Ladder accidents, however, can be prevented when portable ladders are used appropriately, and users follow common safety recommendations.
The Occupational Safety and Health Administration (OSHA) has developed a ladder safety guide that includes some of the following user recommendations:
- If you feel tired or dizzy, or are prone to losing your balance, stay off the ladder.
- Do not use ladders in high winds or storms.
- Wear clean slip-resistant shoes. Shoes with leather soles are not appropriate for ladder use since they are not considered sufficiently slip-resistant.
- Use the right ladder for the job. For example, make sure the ladder is long enough to work from without using the top 3 feet. Or, if the work involves possible contact with sources of electrical current an aluminum ladder is not suitable.
- Before use, inspect the ladder. If it is damaged or has loose or missing parts, do not use it. Clean off any foreign substance or material on it that would make the rungs slippery or sticky.
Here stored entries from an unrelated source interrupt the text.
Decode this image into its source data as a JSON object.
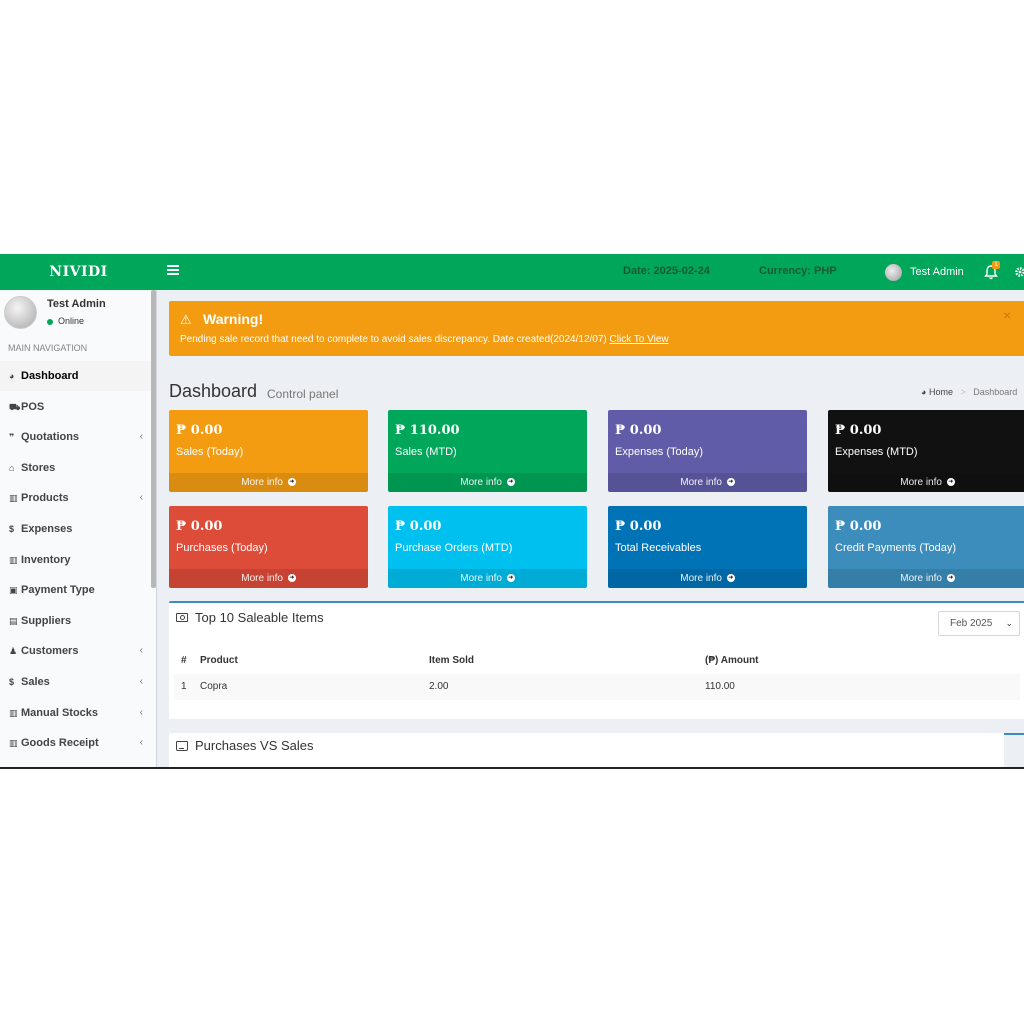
{
  "topbar": {
    "brand": "NIVIDI",
    "date": "Date: 2025-02-24",
    "currency": "Currency: PHP",
    "user": "Test Admin",
    "notifications": "1",
    "color": "#00a65a"
  },
  "sidebar": {
    "user_name": "Test Admin",
    "status": "Online",
    "header": "MAIN NAVIGATION",
    "items": [
      {
        "label": "Dashboard",
        "icon": "dashboard-icon",
        "glyph": "◕",
        "has_children": false,
        "active": true
      },
      {
        "label": "POS",
        "icon": "cart-icon",
        "glyph": "⛟",
        "has_children": false,
        "active": false
      },
      {
        "label": "Quotations",
        "icon": "quote-icon",
        "glyph": "❞",
        "has_children": true,
        "active": false
      },
      {
        "label": "Stores",
        "icon": "home-icon",
        "glyph": "⌂",
        "has_children": false,
        "active": false
      },
      {
        "label": "Products",
        "icon": "barcode-icon",
        "glyph": "▥",
        "has_children": true,
        "active": false
      },
      {
        "label": "Expenses",
        "icon": "dollar-icon",
        "glyph": "$",
        "has_children": false,
        "active": false
      },
      {
        "label": "Inventory",
        "icon": "barcode-icon",
        "glyph": "▥",
        "has_children": false,
        "active": false
      },
      {
        "label": "Payment Type",
        "icon": "money-icon",
        "glyph": "▣",
        "has_children": false,
        "active": false
      },
      {
        "label": "Suppliers",
        "icon": "building-icon",
        "glyph": "▤",
        "has_children": false,
        "active": false
      },
      {
        "label": "Customers",
        "icon": "user-plus-icon",
        "glyph": "♟",
        "has_children": true,
        "active": false
      },
      {
        "label": "Sales",
        "icon": "dollar-icon",
        "glyph": "$",
        "has_children": true,
        "active": false
      },
      {
        "label": "Manual Stocks",
        "icon": "barcode-icon",
        "glyph": "▥",
        "has_children": true,
        "active": false
      },
      {
        "label": "Goods Receipt",
        "icon": "barcode-icon",
        "glyph": "▥",
        "has_children": true,
        "active": false
      }
    ]
  },
  "alert": {
    "title": "Warning!",
    "message": "Pending sale record that need to complete to avoid sales discrepancy. Date created(2024/12/07)",
    "link": "Click To View",
    "close": "×"
  },
  "page": {
    "title": "Dashboard",
    "subtitle": "Control panel",
    "breadcrumb_home": "Home",
    "breadcrumb_current": "Dashboard"
  },
  "boxes": [
    {
      "value": "₱ 0.00",
      "label": "Sales (Today)",
      "more": "More info",
      "color": "#f39c12"
    },
    {
      "value": "₱ 110.00",
      "label": "Sales (MTD)",
      "more": "More info",
      "color": "#00a65a"
    },
    {
      "value": "₱ 0.00",
      "label": "Expenses (Today)",
      "more": "More info",
      "color": "#605ca8"
    },
    {
      "value": "₱ 0.00",
      "label": "Expenses (MTD)",
      "more": "More info",
      "color": "#111111"
    },
    {
      "value": "₱ 0.00",
      "label": "Purchases (Today)",
      "more": "More info",
      "color": "#dd4b39"
    },
    {
      "value": "₱ 0.00",
      "label": "Purchase Orders (MTD)",
      "more": "More info",
      "color": "#00c0ef"
    },
    {
      "value": "₱ 0.00",
      "label": "Total Receivables",
      "more": "More info",
      "color": "#0073b7"
    },
    {
      "value": "₱ 0.00",
      "label": "Credit Payments (Today)",
      "more": "More info",
      "color": "#3c8dbc"
    }
  ],
  "top_items": {
    "title": "Top 10 Saleable Items",
    "period": "Feb 2025",
    "headers": [
      "#",
      "Product",
      "Item Sold",
      "(₱) Amount"
    ],
    "rows": [
      [
        "1",
        "Copra",
        "2.00",
        "110.00"
      ]
    ]
  },
  "purchases_vs_sales": {
    "title": "Purchases VS Sales"
  }
}
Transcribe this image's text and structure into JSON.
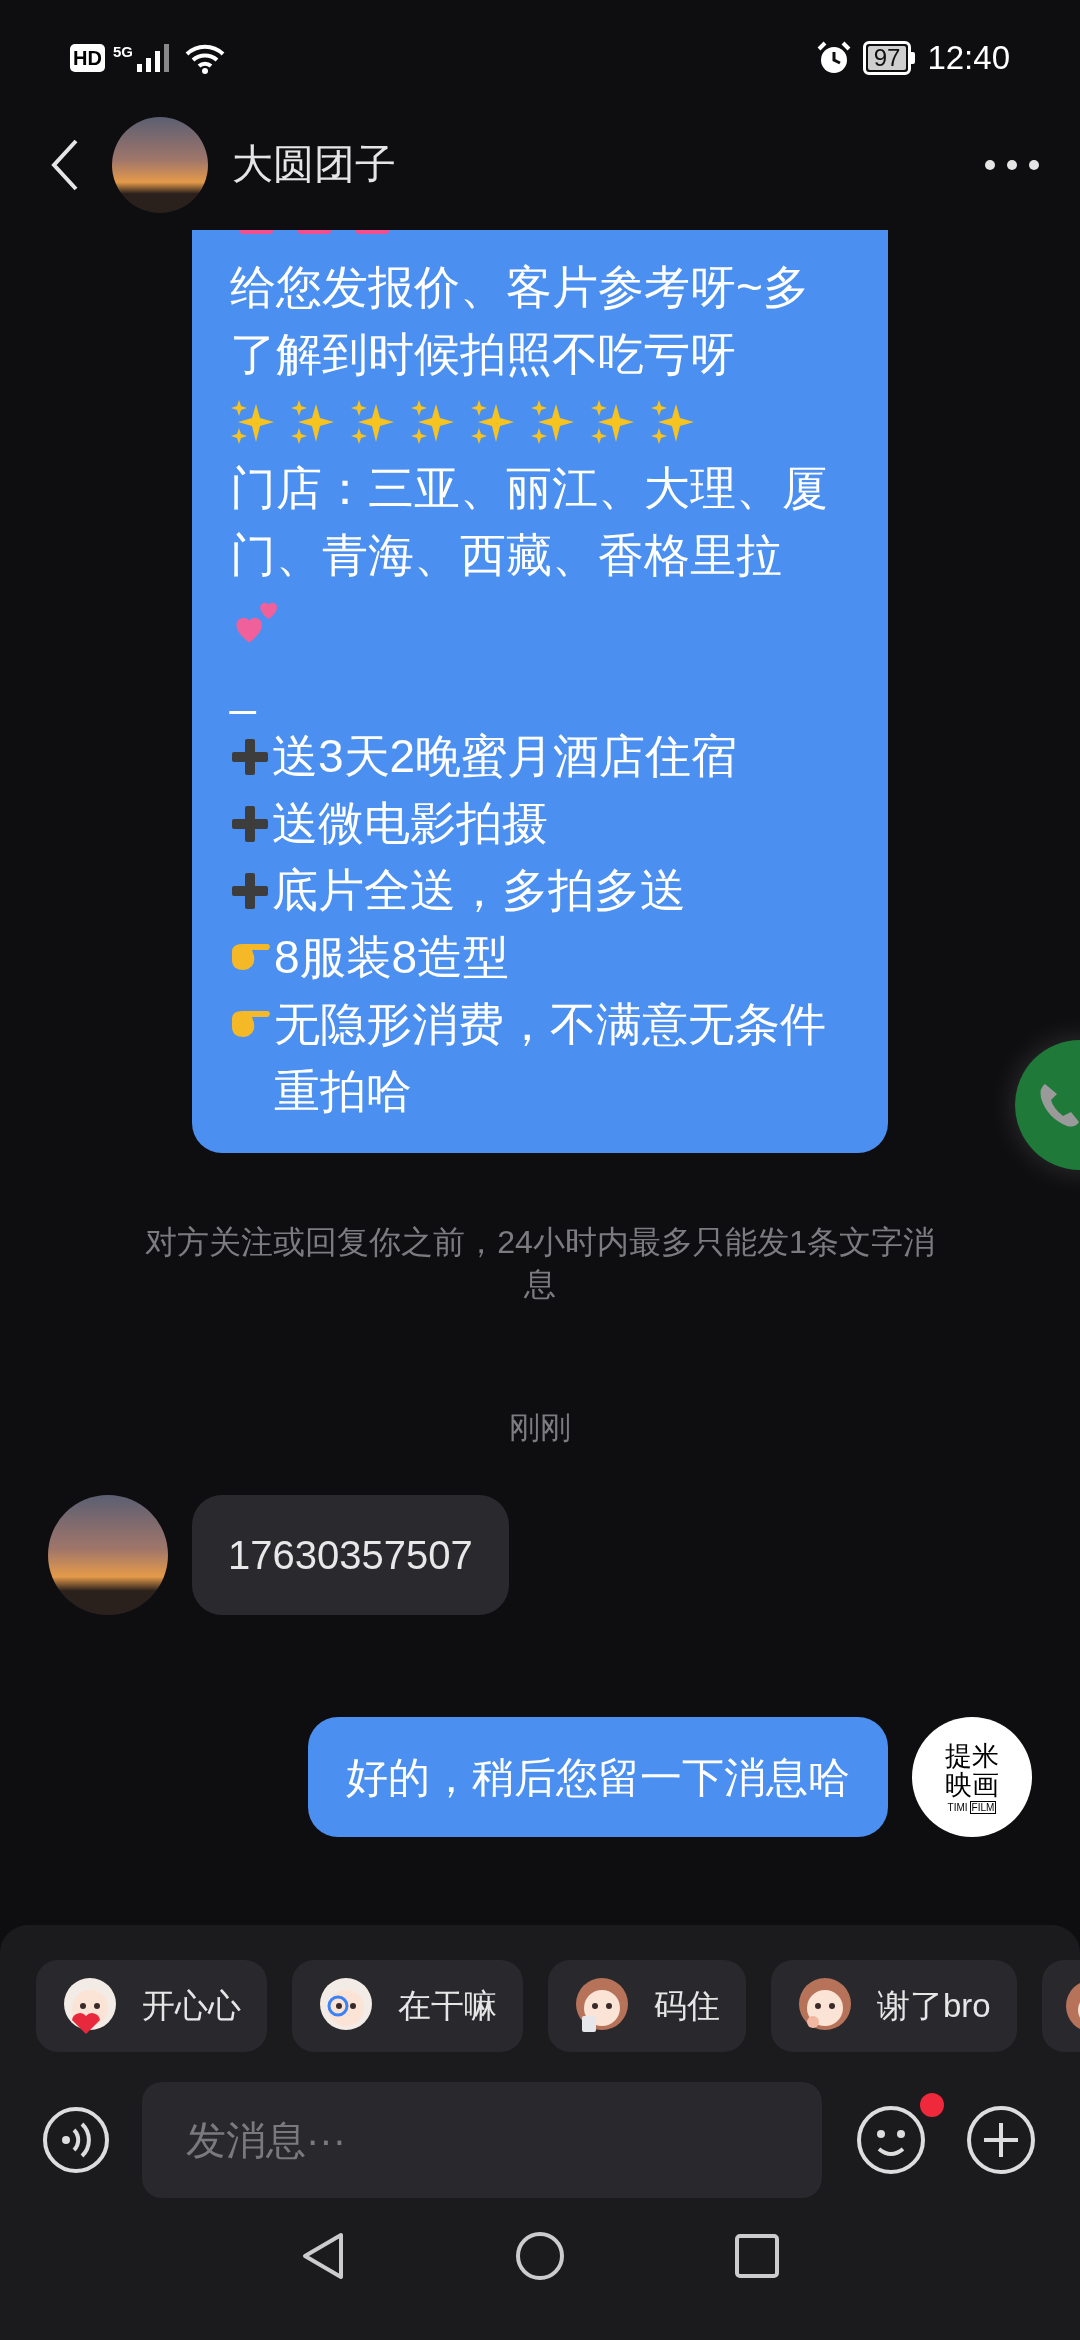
{
  "status_bar": {
    "hd": "HD",
    "network": "5G",
    "battery": "97",
    "time": "12:40"
  },
  "header": {
    "name": "大圆团子"
  },
  "messages": [
    {
      "kind": "outgoing_long",
      "lines": [
        {
          "kind": "hearts"
        },
        {
          "kind": "text",
          "text": "给您发报价、客片参考呀~多了解到时候拍照不吃亏呀"
        },
        {
          "kind": "sparkles"
        },
        {
          "kind": "text",
          "text": "门店：三亚、丽江、大理、厦门、青海、西藏、香格里拉"
        },
        {
          "kind": "heart_pair"
        },
        {
          "kind": "text",
          "text": "_"
        },
        {
          "kind": "plus",
          "text": "送3天2晚蜜月酒店住宿"
        },
        {
          "kind": "plus",
          "text": "送微电影拍摄"
        },
        {
          "kind": "plus",
          "text": "底片全送，多拍多送"
        },
        {
          "kind": "point",
          "text": "8服装8造型"
        },
        {
          "kind": "point",
          "text": "无隐形消费，不满意无条件重拍哈"
        }
      ]
    },
    {
      "kind": "notice",
      "text": "对方关注或回复你之前，24小时内最多只能发1条文字消息"
    },
    {
      "kind": "time",
      "text": "刚刚"
    },
    {
      "kind": "incoming",
      "text": "17630357507"
    },
    {
      "kind": "outgoing",
      "text": "好的，稍后您留一下消息哈",
      "avatar_lines": [
        "提米",
        "映画"
      ],
      "avatar_sub": [
        "TIMI",
        "FILM"
      ]
    }
  ],
  "call_button": {
    "visible": true
  },
  "quick_stickers": [
    {
      "label": "开心心"
    },
    {
      "label": "在干嘛"
    },
    {
      "label": "码住"
    },
    {
      "label": "谢了bro"
    }
  ],
  "more_sticker_visible": true,
  "composer": {
    "placeholder": "发消息···",
    "emoji_badge": true
  }
}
- Read and follow all directions that come with the ladder.
- Set up your ladder with care.
- Don’t place it in front of a closed door that could open toward the ladder. Prop the door open, instead.
- If you are using a step ladder, make sure it is in a fully open position on a stable and level surface (unless it has been secured to prevent movement.)
- Do not set it up on top of something to give it additional height. Keep the area around its base uncluttered.
- Avoid electrical hazards by making sure you keep your ladder away from power lines.
- Always face the ladder when ascending or descending. Keep your body near the middle of the step.
- Follow the “3-Point Contact Rule” when climbing or coming down. This means either have two hands and a foot, or two feet and a hand on the ladder, at all times, while you are using it.
- Never use the top of the ladder as a step.
- Do not move, shift, or extend the ladder while in use.
- Never carry any object while on the ladder that may cause you to lose your balance. Carry your tools and other supplies in a tool belt and don’t reach too far to either one side or the other.
- Only one person should be on the ladder at a time unless it is designed to carry multiple people.